Burnout is a growing problem. In fact, burnout is the #1 reason for employee absenteeism and attrition. We try to bolster employee morale through engagement, but by the time burnout occurs, engagement can be too little and too late. In essence, the disengagement is only a symptom of the greater issue – stress that is unmanageable.

Leadership also feels the same burn of burnout as their teams. As a CEO, I experienced burnout firsthand at about ten years into my first business. I caught myself regularly entertaining fantasies of taking on a “low stress job” and checking out. I gained weight and lost sleep. My relationships and my immune system suffered. My adrenal glands were overtaxed, and I was quick to snap. I felt trapped by a substantial income and unsupported at every level.

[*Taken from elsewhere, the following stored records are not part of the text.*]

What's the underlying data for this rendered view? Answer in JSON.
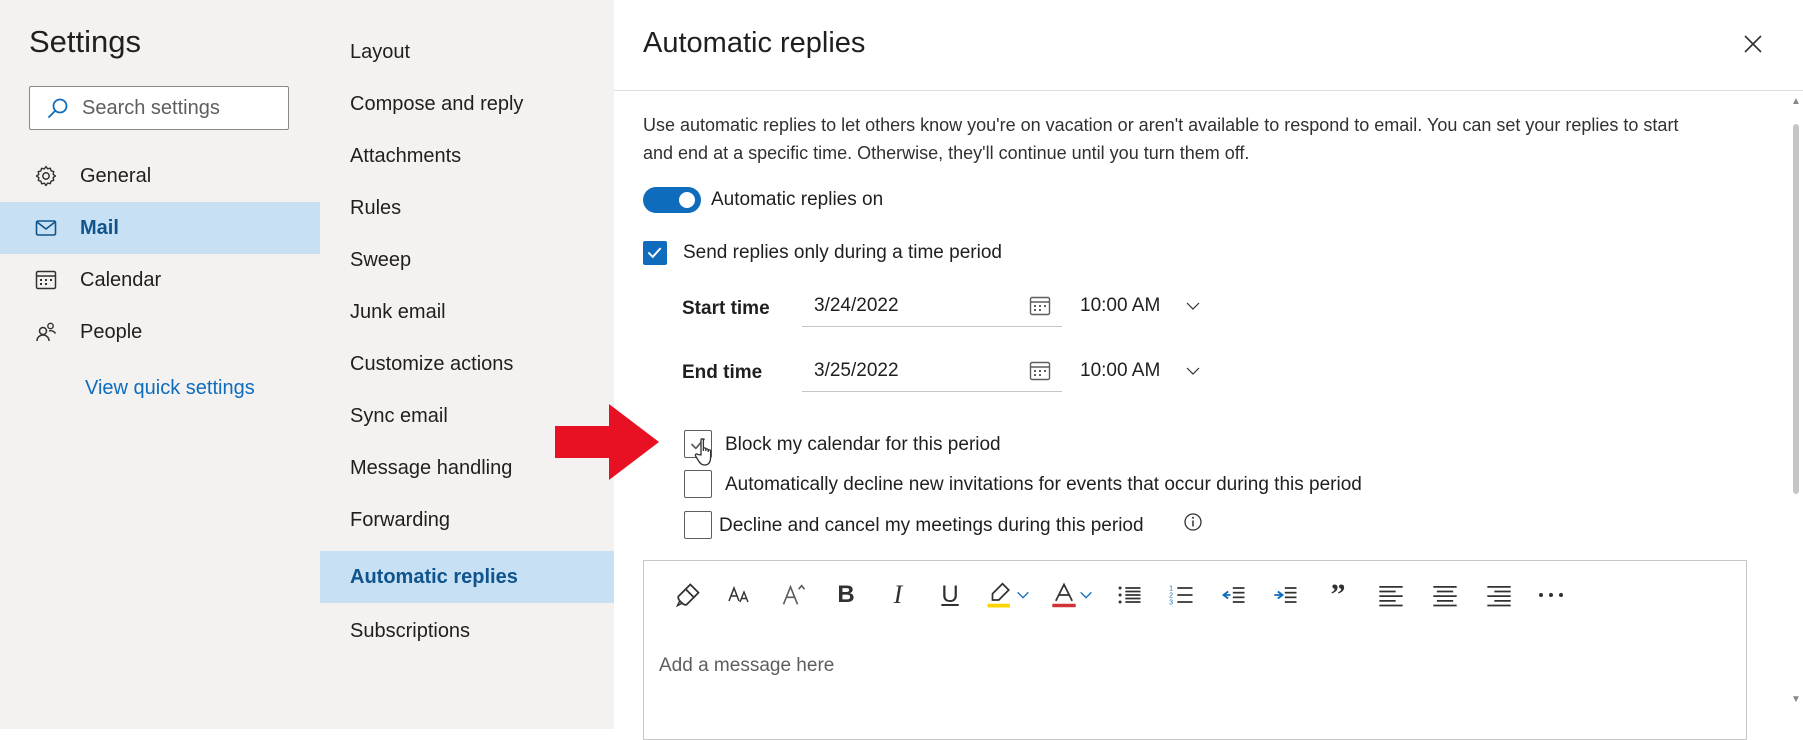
{
  "settings": {
    "title": "Settings",
    "search_placeholder": "Search settings",
    "nav": [
      {
        "label": "General",
        "icon": "gear-icon",
        "active": false
      },
      {
        "label": "Mail",
        "icon": "mail-icon",
        "active": true
      },
      {
        "label": "Calendar",
        "icon": "calendar-icon",
        "active": false
      },
      {
        "label": "People",
        "icon": "people-icon",
        "active": false
      }
    ],
    "quick_settings": "View quick settings"
  },
  "mail_nav": [
    "Layout",
    "Compose and reply",
    "Attachments",
    "Rules",
    "Sweep",
    "Junk email",
    "Customize actions",
    "Sync email",
    "Message handling",
    "Forwarding",
    "Automatic replies",
    "Subscriptions"
  ],
  "mail_nav_active": "Automatic replies",
  "main": {
    "title": "Automatic replies",
    "description": "Use automatic replies to let others know you're on vacation or aren't available to respond to email. You can set your replies to start and end at a specific time. Otherwise, they'll continue until you turn them off.",
    "toggle_label": "Automatic replies on",
    "toggle_on": true,
    "time_period_label": "Send replies only during a time period",
    "start_label": "Start time",
    "start_date": "3/24/2022",
    "start_time": "10:00 AM",
    "end_label": "End time",
    "end_date": "3/25/2022",
    "end_time": "10:00 AM",
    "block_calendar_label": "Block my calendar for this period",
    "decline_invitations_label": "Automatically decline new invitations for events that occur during this period",
    "decline_cancel_label": "Decline and cancel my meetings during this period",
    "message_placeholder": "Add a message here"
  },
  "colors": {
    "accent": "#0f6cbd",
    "nav_active_bg": "#c7e0f4",
    "panel_bg": "#f3f2f1",
    "arrow": "#e81123",
    "highlight": "#ffd400",
    "font_color": "#d13438"
  }
}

A number of my corporate executive clients also mention symptoms of burnout onset to me regularly, sometimes without fully realizing where the symptoms can lead. Of course, burnout certainly isn’t limited to enterprise scale organizations. Arianna Huffington, founder of the Huffington Post, is very open about her personal burnout several years ago that led to a physical collapse. I have known meeting professionals who run their own micro-businesses to have heart attacks in their hotel rooms during a conference.

Leaders you might think are immune because of their passion and purpose, such as ministers and non-profit executives also drop out, frustrated and exhausted. Then there is the small business owner who tries valiantly for a year or two to push through in their new venture, and then returns to working for someone else, utterly overwhelmed, fed up and depleted.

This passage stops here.